Provided supportive medicolegal reports are received, a Letter of Claim can then be sent to the healthcare provider and they have four months to respond. They can obtain their own independent medicolegal reports. If those reports support their position, they may choose to defend the action and proceedings would have to be commenced.

The typical timescale for medical claims is anywhere between 1 to 3 years, as an average. Cases involving children can take far longer and in relation to claims on behalf of adults suffering from brain injuries or who, for other reasons, have very high value claims. In such cases typically the value of the case is set to one side whilst the court deals with the liability issues and makes a decision about whether the claimant has succeeded. The claimant then receives an interim payment of compensation whilst the parties move on to deciding how much high value claim is worth.

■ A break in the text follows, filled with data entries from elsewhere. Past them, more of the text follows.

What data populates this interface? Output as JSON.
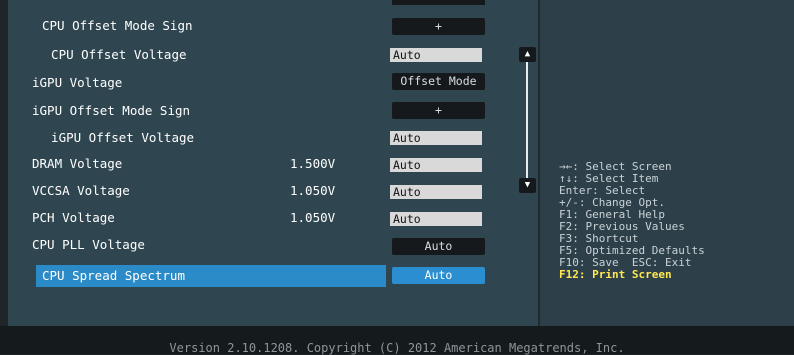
{
  "settings": [
    {
      "label": "CPU Offset Mode Sign",
      "value": "",
      "control": "button",
      "ctrl_value": "+"
    },
    {
      "label": "  CPU Offset Voltage",
      "value": "",
      "control": "field",
      "ctrl_value": "Auto"
    },
    {
      "label": "iGPU Voltage",
      "value": "",
      "control": "button",
      "ctrl_value": "Offset Mode"
    },
    {
      "label": "iGPU Offset Mode Sign",
      "value": "",
      "control": "button",
      "ctrl_value": "+"
    },
    {
      "label": "  iGPU Offset Voltage",
      "value": "",
      "control": "field",
      "ctrl_value": "Auto"
    },
    {
      "label": "DRAM Voltage",
      "value": "1.500V",
      "control": "field",
      "ctrl_value": "Auto"
    },
    {
      "label": "VCCSA Voltage",
      "value": "1.050V",
      "control": "field",
      "ctrl_value": "Auto"
    },
    {
      "label": "PCH Voltage",
      "value": "1.050V",
      "control": "field",
      "ctrl_value": "Auto"
    },
    {
      "label": "CPU PLL Voltage",
      "value": "",
      "control": "button",
      "ctrl_value": "Auto"
    },
    {
      "label": "CPU Spread Spectrum",
      "value": "",
      "control": "button",
      "ctrl_value": "Auto"
    }
  ],
  "scrollbar": {
    "up_glyph": "▲",
    "down_glyph": "▼"
  },
  "help": [
    "→←: Select Screen",
    "↑↓: Select Item",
    "Enter: Select",
    "+/-: Change Opt.",
    "F1: General Help",
    "F2: Previous Values",
    "F3: Shortcut",
    "F5: Optimized Defaults",
    "F10: Save  ESC: Exit"
  ],
  "help_highlight": "F12: Print Screen",
  "footer": "Version 2.10.1208. Copyright (C) 2012 American Megatrends, Inc.",
  "colors": {
    "selected_row": "#2a8bc8",
    "highlight_text": "#ffe84f",
    "panel_bg": "#2f4650"
  }
}
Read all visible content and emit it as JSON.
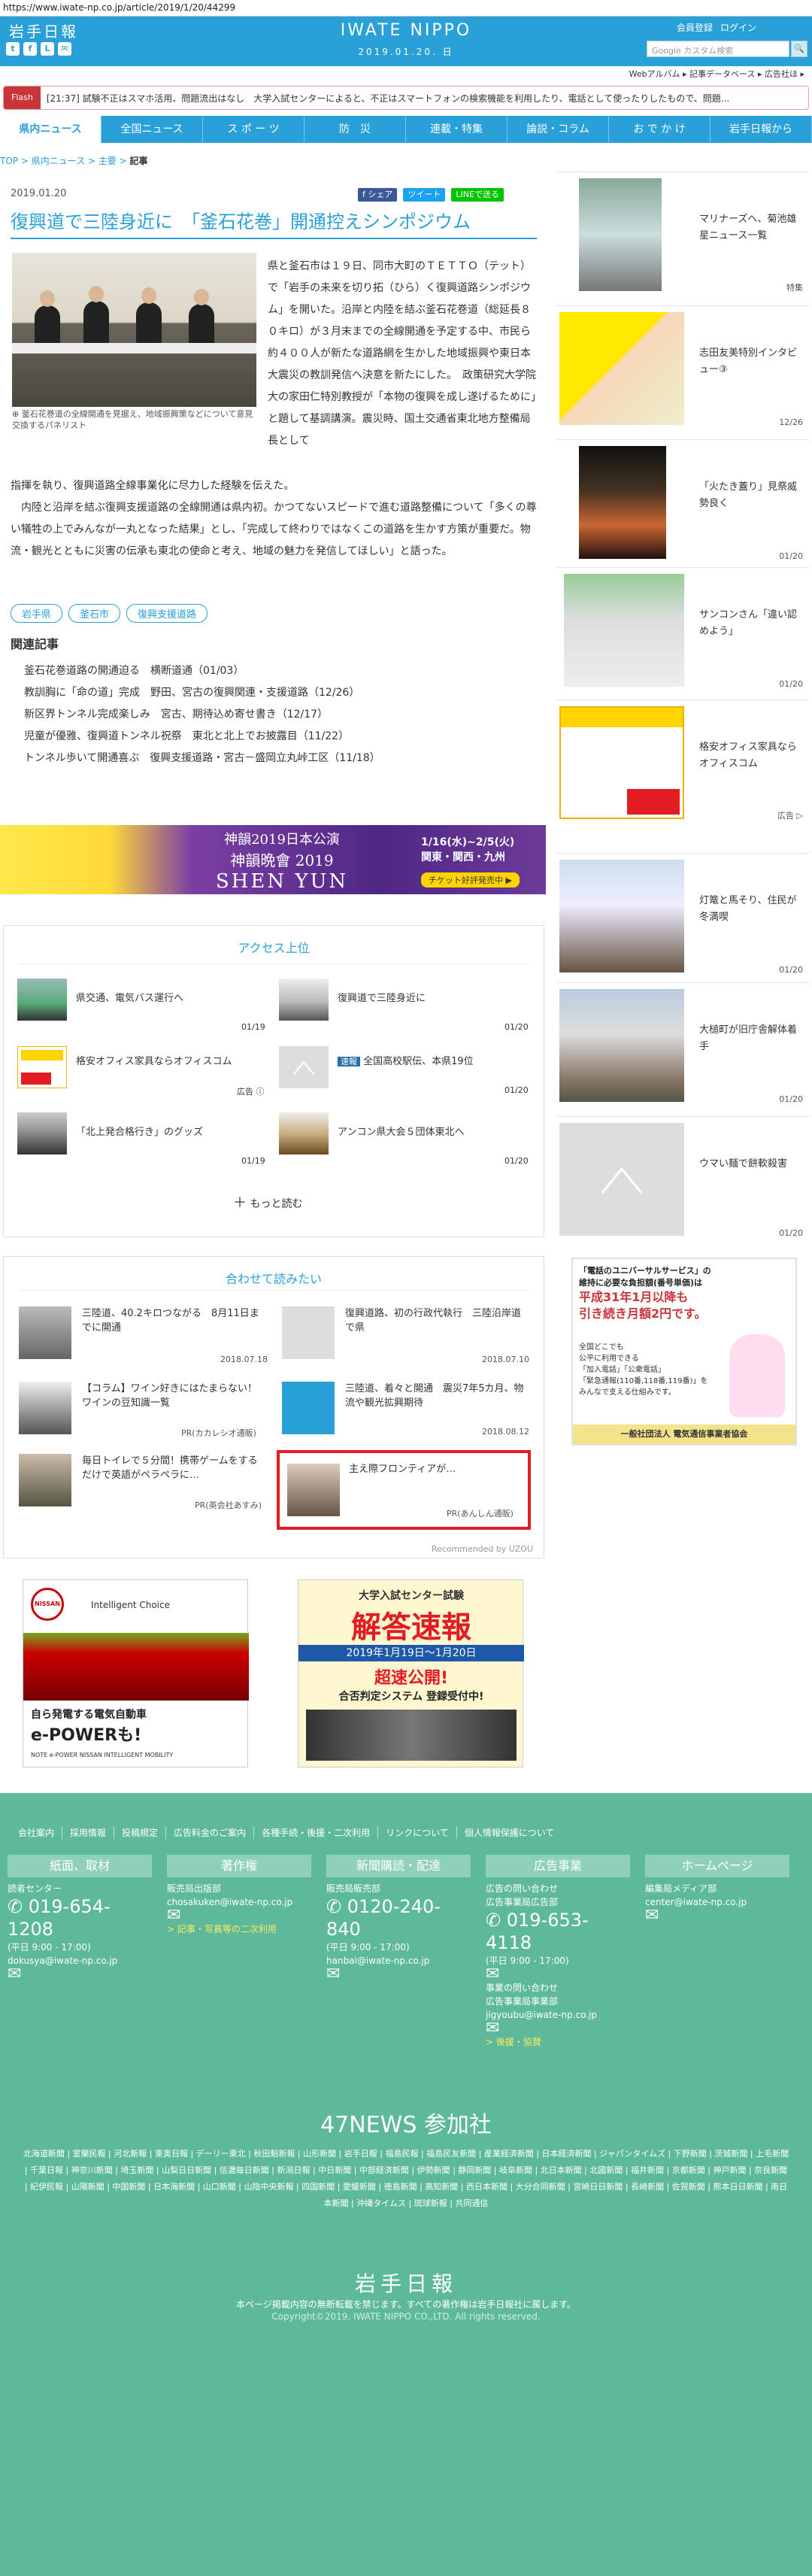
{
  "browser": {
    "url": "https://www.iwate-np.co.jp/article/2019/1/20/44299"
  },
  "header": {
    "logo": "岩手日報",
    "brand": "IWATE NIPPO",
    "date": "2019.01.20. 日",
    "links": [
      "会員登録",
      "ログイン"
    ],
    "search_placeholder": "Google カスタム検索",
    "search_button": "検索",
    "sublinks": "Webアルバム ▸ 記事データベース ▸ 広告社ほ ▸",
    "social_icons": [
      "twitter-icon",
      "facebook-icon",
      "line-icon",
      "mail-icon"
    ]
  },
  "flash": {
    "tag": "Flash",
    "text": "[21:37] 試験不正はスマホ活用、問題流出はなし　大学入試センターによると、不正はスマートフォンの検索機能を利用したり、電話として使ったりしたもので、問題..."
  },
  "nav": {
    "items": [
      "県内ニュース",
      "全国ニュース",
      "ス ポ ー ツ",
      "防　災",
      "連載・特集",
      "論説・コラム",
      "お で か け",
      "岩手日報から"
    ],
    "active_index": 0
  },
  "breadcrumb": {
    "items": [
      "TOP",
      "県内ニュース",
      "主要"
    ],
    "current": "記事"
  },
  "article": {
    "date": "2019.01.20",
    "share": [
      "f シェア",
      "ツイート",
      "LINEで送る"
    ],
    "title": "復興道で三陸身近に　「釜石花巻」開通控えシンポジウム",
    "caption": "釜石花巻道の全線開通を見据え、地域振興策などについて意見交換するパネリスト",
    "body1": "県と釜石市は１９日、同市大町のＴＥＴＴＯ（テット）で「岩手の未来を切り拓（ひら）く復興道路シンポジウム」を開いた。沿岸と内陸を結ぶ釜石花巻道（総延長８０キロ）が３月末までの全線開通を予定する中、市民ら約４００人が新たな道路網を生かした地域振興や東日本大震災の教訓発信へ決意を新たにした。　政策研究大学院大の家田仁特別教授が「本物の復興を成し遂げるために」と題して基調講演。震災時、国土交通省東北地方整備局長として",
    "body2": "指揮を執り、復興道路全線事業化に尽力した経験を伝えた。\n　内陸と沿岸を結ぶ復興支援道路の全線開通は県内初。かつてないスピードで進む道路整備について「多くの尊い犠牲の上でみんなが一丸となった結果」とし、「完成して終わりではなくこの道路を生かす方策が重要だ。物流・観光とともに災害の伝承も東北の使命と考え、地域の魅力を発信してほしい」と語った。",
    "tags": [
      "岩手県",
      "釜石市",
      "復興支援道路"
    ],
    "related_title": "関連記事",
    "related": [
      "釜石花巻道路の開通迫る　横断道通（01/03）",
      "教訓胸に「命の道」完成　野田、宮古の復興関連・支援道路（12/26）",
      "新区界トンネル完成楽しみ　宮古、期待込め寄せ書き（12/17）",
      "児童が優雅、復興道トンネル祝祭　東北と北上でお披露目（11/22）",
      "トンネル歩いて開通喜ぶ　復興支援道路・宮古－盛岡立丸峠工区（11/18）"
    ]
  },
  "banner": {
    "title": "神韻2019日本公演",
    "subtitle": "神韻晩會 2019",
    "name": "SHEN YUN",
    "dates": "1/16(水)~2/5(火)",
    "region": "関東・関西・九州",
    "button": "チケット好評発売中 ▶"
  },
  "access": {
    "title": "アクセス上位",
    "items": [
      {
        "text": "県交通、電気バス運行へ",
        "date": "01/19",
        "badge": ""
      },
      {
        "text": "復興道で三陸身近に",
        "date": "01/20",
        "badge": ""
      },
      {
        "text": "格安オフィス家具ならオフィスコム",
        "date": "広告 ⓘ",
        "badge": ""
      },
      {
        "text": "全国高校駅伝、本県19位",
        "date": "01/20",
        "badge": "速報"
      },
      {
        "text": "「北上発合格行き」のグッズ",
        "date": "01/19",
        "badge": ""
      },
      {
        "text": "アンコン県大会５団体東北へ",
        "date": "01/20",
        "badge": ""
      }
    ],
    "more": "もっと読む"
  },
  "also": {
    "title": "合わせて読みたい",
    "items": [
      {
        "text": "三陸道、40.2キロつながる　8月11日までに開通",
        "meta": "2018.07.18"
      },
      {
        "text": "復興道路、初の行政代執行　三陸沿岸道で県",
        "meta": "2018.07.10"
      },
      {
        "text": "【コラム】ワイン好きにはたまらない！ワインの豆知識一覧",
        "meta": "PR(カカレシオ通販)"
      },
      {
        "text": "三陸道、着々と開通　震災7年5カ月、物流や観光拡興期待",
        "meta": "2018.08.12"
      },
      {
        "text": "毎日トイレで５分間！携帯ゲームをするだけで英語がペラペラに…",
        "meta": "PR(英会社あすみ)"
      },
      {
        "text": "主え際フロンティアが…",
        "meta": "PR(あんしん通販)"
      }
    ],
    "recommended": "Recommended by UZOU"
  },
  "sidebar": [
    {
      "text": "マリナーズへ、菊池雄星ニュース一覧",
      "date": "特集"
    },
    {
      "text": "志田友美特別インタビュー③",
      "date": "12/26"
    },
    {
      "text": "「火たき蓋り」見祭威勢良く",
      "date": "01/20"
    },
    {
      "text": "サンコンさん「違い認めよう」",
      "date": "01/20"
    },
    {
      "text": "格安オフィス家具ならオフィスコム",
      "date": "広告 ▷"
    },
    {
      "text": "灯篭と馬そり、住民が冬満喫",
      "date": "01/20"
    },
    {
      "text": "大槌町が旧庁舎解体着手",
      "date": "01/20"
    },
    {
      "text": "ウマい麺で餅軟殺害",
      "date": "01/20"
    }
  ],
  "ads": {
    "side_ad": {
      "lines": [
        "「電話のユニバーサルサービス」の",
        "維持に必要な負担額(番号単価)は",
        "平成31年1月以降も",
        "引き続き月額2円です。"
      ],
      "small": [
        "全国どこでも",
        "公平に利用できる",
        "「加入電話」「公衆電話」",
        "「緊急通報(110番,118番,119番)」を",
        "みんなで支える仕組みです。"
      ],
      "footer": "一般社団法人 電気通信事業者協会"
    },
    "nissan": {
      "brand": "NISSAN",
      "headline": "Intelligent Choice",
      "copy": "自ら発電する電気自動車",
      "product": "e-POWERも!",
      "footer": "NOTE e-POWER   NISSAN INTELLIGENT MOBILITY"
    },
    "exam": {
      "top": "大学入試センター試験",
      "main": "解答速報",
      "dates": "2019年1月19日〜1月20日",
      "status": "超速公開!",
      "bottom": "合否判定システム 登録受付中!"
    }
  },
  "footer": {
    "links": [
      "会社案内",
      "採用情報",
      "投稿規定",
      "広告料金のご案内",
      "各種手続・後援・二次利用",
      "リンクについて",
      "個人情報保護について"
    ],
    "columns": [
      {
        "head": "紙面、取材",
        "lines": [
          "読者センター"
        ],
        "tel": "019-654-1208",
        "hours": "(平日 9:00 - 17:00)",
        "mail": "dokusya@iwate-np.co.jp"
      },
      {
        "head": "著作権",
        "lines": [
          "販売局出版部"
        ],
        "tel": "",
        "hours": "",
        "mail": "chosakuken@iwate-np.co.jp",
        "extra": "> 記事・写真等の二次利用"
      },
      {
        "head": "新聞購読・配達",
        "lines": [
          "販売局販売部"
        ],
        "tel": "0120-240-840",
        "hours": "(平日 9:00 - 17:00)",
        "mail": "hanbai@iwate-np.co.jp"
      },
      {
        "head": "広告事業",
        "lines": [
          "広告の問い合わせ",
          "広告事業局広告部"
        ],
        "tel": "019-653-4118",
        "hours": "(平日 9:00 - 17:00)",
        "mail": "",
        "extra2": [
          "事業の問い合わせ",
          "広告事業局事業部",
          "jigyoubu@iwate-np.co.jp"
        ],
        "extra": "> 後援・協賛"
      },
      {
        "head": "ホームページ",
        "lines": [
          "編集局メディア部"
        ],
        "tel": "",
        "hours": "",
        "mail": "center@iwate-np.co.jp"
      }
    ],
    "news47": "47NEWS 参加社",
    "papers": "北海道新聞 | 室蘭民報 | 河北新報 | 東奥日報 | デーリー東北 | 秋田魁新報 | 山形新聞 | 岩手日報 | 福島民報 | 福島民友新聞 | 産業経済新聞 | 日本経済新聞 | ジャパンタイムズ | 下野新聞 | 茨城新聞 | 上毛新聞 | 千葉日報 | 神奈川新聞 | 埼玉新聞 | 山梨日日新聞 | 信濃毎日新聞 | 新潟日報 | 中日新聞 | 中部経済新聞 | 伊勢新聞 | 静岡新聞 | 岐阜新聞 | 北日本新聞 | 北國新聞 | 福井新聞 | 京都新聞 | 神戸新聞 | 奈良新聞 | 紀伊民報 | 山陽新聞 | 中国新聞 | 日本海新聞 | 山口新聞 | 山陰中央新報 | 四国新聞 | 愛媛新聞 | 徳島新聞 | 高知新聞 | 西日本新聞 | 大分合同新聞 | 宮崎日日新聞 | 長崎新聞 | 佐賀新聞 | 熊本日日新聞 | 南日本新聞 | 沖縄タイムス | 琉球新報 | 共同通信",
    "logo": "岩手日報",
    "note": "本ページ掲載内容の無断転載を禁じます。すべての著作権は岩手日報社に属します。",
    "copyright": "Copyright©2019, IWATE NIPPO CO.,LTD. All rights reserved."
  },
  "colors": {
    "brand": "#2aa0d8",
    "footer": "#5eb99c",
    "flash": "#c8363a",
    "highlight": "#e31b23"
  }
}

An average payout by the National Health Service Litigation Authority is close to around £50,000. The payouts can range between £1,000 to millions, depending upon the severity of the case. If a patient or their child has been caused damages by a doctor, nurse, lab personnel, or even a pharmacist, then the patient is eligible to sue in negligence. I

Patients need to take the necessary action within the time period of 3 years. However, claims can be brought out of time where there are good reasons for the delay (such as a patient being unaware until much later date that the negligent treatment had occurred, or the patient suffering from severe psychological trauma).

The Experience of Medical Solicitors in Past Gynaecological Negligence Claim

Our specialist team of solicitors have handled many different types of gynaecology claims in the past. The right medicolegal expert will make a case, but the wrong medicolegal expert will break it. We are extremely careful to maintain an extensive register of approved medicolegal experts to give our clients the best chance of success in every case that we decide to fully investigate.

It is also of crucial importance to instruct the most competent barristers. We have an approved register of counsel with whom we regularly work and have established a relationship of trust.

At Medical Solicitors we are very conscious that the litigation process can be stressful for clients and we aim to pursue cases as quickly as possible, to minimise stress to our clients in the process, but also we are focused upon maximising recovery of compensation in every individual case.

During our experience in securing substantial damages for our patients, we have assisted several patients in receiving compensation for their gynaecological injuries and damages.